The lifers who populate DMV, NYPD, and, yes, NYC DOT have turned aside repeated entreaties to brainstorm a remake. In street safety, as in transit reform, cycling, road pricing, and every other avenue to livable streets, it’s going to fall on advocates to find the way.

  • Larry Littlefield

    “Police officers are expensive; cameras are not. Moreover, cameras don’t discriminate — a camera won’t let a driver with, say, a public-sector union sticker get away with bad behavior while stopping an out-of-state driver. Nor can cameras be accused of disparate treatment on the basis of race.”

    That’s pretty much Marty Golden’s case AGAINST automated enforcement.
    Remember, 2.8 times more officers per 100,000 people than the U.S. average here, and far more retired officers than active officers. And yet the PBA threatens to stop protecting New Yorkers if it doesn’t get more of them every year.

  • JK

    We need fewer restrictions on enforcement cameras — not more cameras. 100 speed cameras, active 24/7, set to issue violations for 5mph over the limit, and allowed to be moved whenever and wherever most needed, would transform NYC streets. They would also issue many millions more violations than the current highly restricted cams. That and a couple dozen City Dept of Finance Scofflaw Patrol vans, with license plate readers, booting and towing would ensure drivers pay. This could literally be implemented by the City next month if Albany would allow it. They won’t because it would actually work and the transition to actually obeying the speed limit would be painful to a huge number of motorists habituated to lawlessness. It would also deny cops much of the benefit they get from handing out “Courtesy Cards” to friends and relatives, and flashing their own badges — which is why I think the PBA really opposes automated enforcement.

  • Guest

    DOT needs its own police unit to enforce street rules. It’s not unprecedented. In the past the city has had separate housing and transit cop agencies. Eventually the DOT police could be absorbed back into the NYPD after a culture change is effected.

  • Eli

    I think the missing piece of the analysis would be to assess the correlation between camera-measurable at-risk behaviors and actual subsequent fatalities.

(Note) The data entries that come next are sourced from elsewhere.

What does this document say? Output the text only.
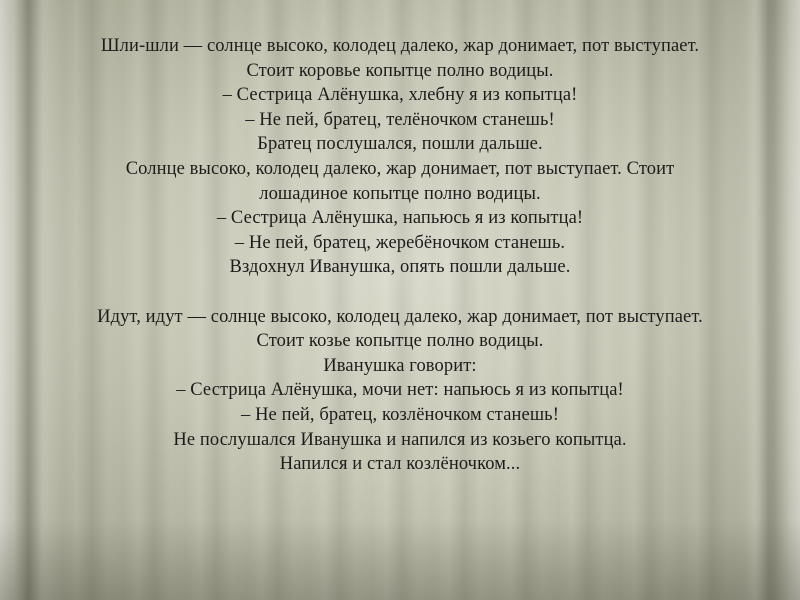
Шли-шли — солнце высоко, колодец далеко, жар донимает, пот выступает.
Стоит коровье копытце полно водицы.
– Сестрица Алёнушка, хлебну я из копытца!
– Не пей, братец, телёночком станешь!
Братец послушался, пошли дальше.
Солнце высоко, колодец далеко, жар донимает, пот выступает. Стоит
лошадиное копытце полно водицы.
– Сестрица Алёнушка, напьюсь я из копытца!
– Не пей, братец, жеребёночком станешь.
Вздохнул Иванушка, опять пошли дальше.
Идут, идут — солнце высоко, колодец далеко, жар донимает, пот выступает.
Стоит козье копытце полно водицы.
Иванушка говорит:
– Сестрица Алёнушка, мочи нет: напьюсь я из копытца!
– Не пей, братец, козлёночком станешь!
Не послушался Иванушка и напился из козьего копытца.
Напился и стал козлёночком...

    Essentially, if we can say “people who have 4 or more red light camera tickets are 3X more likely to subsequently cause an injury-causing accident than people with none”, that makes a stronger case for enforcement against them,

    But it’s exciting to see the public dialog start considering the lowest-level of the industrial safety pyramid rather than the higher-level, and move towards leading indicators (rather than lagging, e.g. dead people) of safety.

  • strangemonkey

    NYC has no traffic enforcement. Drivers get away with killing pedestrians and cyclists routinely. Anyone with their eyes open knows cars frequently go through red lights, sometimes blatantly. They often also speed and drive recklessly, rarely do they use turn signals. Drivers know they will get away with it. I recently saw a pickup truck on 12th Ave in Borough Park, with tinted windows, drive into the oncoming traffic lane at an about-to-change red light, to pass a city bus that was not picking up passengers, but was simply waiting for the light to change. The NYPD is delinquent, if not complicit, they look the other way. Cops need to be assigned cycling routes, traffic laws need to be enforced. There are few if any reasons to have the laws otherwise.

  • AMH

    I’ve noticed an increase in red-light running at intersections where DOT has installed LPIs. Drivers have figured out that they can run the red as soon as people begin crossing, and they floor it to make the next light.